The Wage Hour Division of the U. S. Department of Labor administers the federal child labor laws while the Alabama Department of Labor administers the state statute. Employers should be aware that all reports of injury to minors, filed under Workers Compensation laws, are forwarded to both agencies. Consequently, if you have a minor who suffers an on the job injury, you will most likely be contacted by either one or both agencies. If Wage Hour finds the minor to have been employed contrary to the child labor law, they will assess a substantial penalty in virtually all cases. Thus, it is very important that the employer make sure that any minor employed is working in compliance with the child labor laws.
Another issue that many employers face during the summer is the use of Interns. In 2018, Wage Hour issued some revised guidelines setting forth their position as to whether the Interns are employees or do not have to be compensated for the time they spend at the firm. Below is some information from a fact sheet that is found on the Wage Hour website.
The FLSA requires “for-profit” employers to pay employees for their work. Interns and students, however, may not be “employees” under the FLSA—in which case the FLSA does not require compensation for their work.
The test for unpaid interns and students:
Courts have used the “primary beneficiary test” to determine whether an intern or student is, in fact, an employee under the FLSA. In short, this test allows courts to examine the “economic reality” of the intern-employer relationship to determine which party is the “primary beneficiary” of the relationship. Courts have identified the following seven factors as part of the test:
1. The extent to which the intern and the employer clearly understand that there is no expectation of compensation. Any promise of compensation, express or implied, suggests that the intern is an employee—and vice versa.
2. The extent to which the internship provides training that would be similar to that which would be given in an educational environment, including the clinical and other hands-on training provided by educational institutions.
3. The extent to which the internship is tied to the intern’s formal education program by integrated coursework or the receipt of academic credit.
4. The extent to which the internship accommodates the intern’s academic commitments by corresponding to the academic calendar.
5. The extent to which the internship’s duration is limited to the period in which the internship provides the intern with beneficial learning.
6. The extent to which the intern’s work complements, rather than displaces, the work of paid employees while providing significant educational benefits to the intern.

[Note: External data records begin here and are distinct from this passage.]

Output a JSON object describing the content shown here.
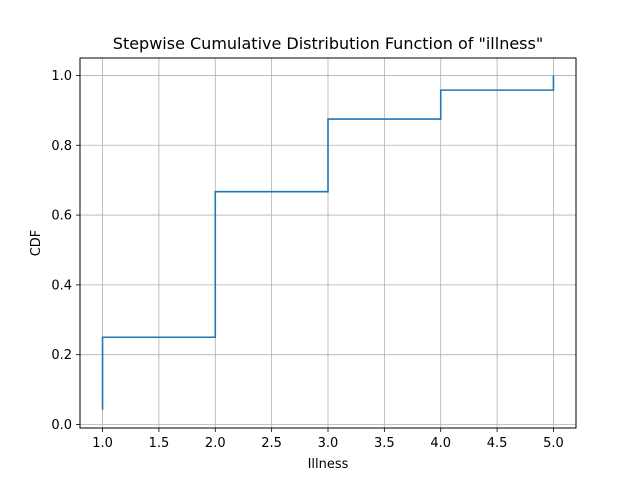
{
  "chart_data": {
    "type": "line",
    "title": "Stepwise Cumulative Distribution Function of \"illness\"",
    "xlabel": "Illness",
    "ylabel": "CDF",
    "xlim": [
      0.8,
      5.2
    ],
    "ylim": [
      -0.01,
      1.05
    ],
    "grid": true,
    "step": "post",
    "x_ticks": [
      "1.0",
      "1.5",
      "2.0",
      "2.5",
      "3.0",
      "3.5",
      "4.0",
      "4.5",
      "5.0"
    ],
    "y_ticks": [
      "0.0",
      "0.2",
      "0.4",
      "0.6",
      "0.8",
      "1.0"
    ],
    "series": [
      {
        "color": "#1f77b4",
        "x": [
          1.0,
          1.0,
          2.0,
          3.0,
          4.0,
          5.0
        ],
        "y": [
          0.042,
          0.25,
          0.667,
          0.875,
          0.958,
          1.0
        ]
      }
    ]
  }
}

7. The extent to which the intern and the employer understand that the internship is conducted without entitlement to a paid job at the conclusion of the internship.
Courts have described the “primary beneficiary test” as a flexible test, and no single factor is determinative. Accordingly, whether an intern or student is an employee under the FLSA necessarily depends on the unique circumstances of each case.
I suggest that an employer who is planning to not pay his interns at least the minimum wage and overtime after 40 hours in a workweek seek guidance from counsel to ensure that the intern is not in fact an employee. Unless the intern is participating in an educational program at an institution of higher education, I find that it is very difficult to convince Wage Hour that the intern is not an employee.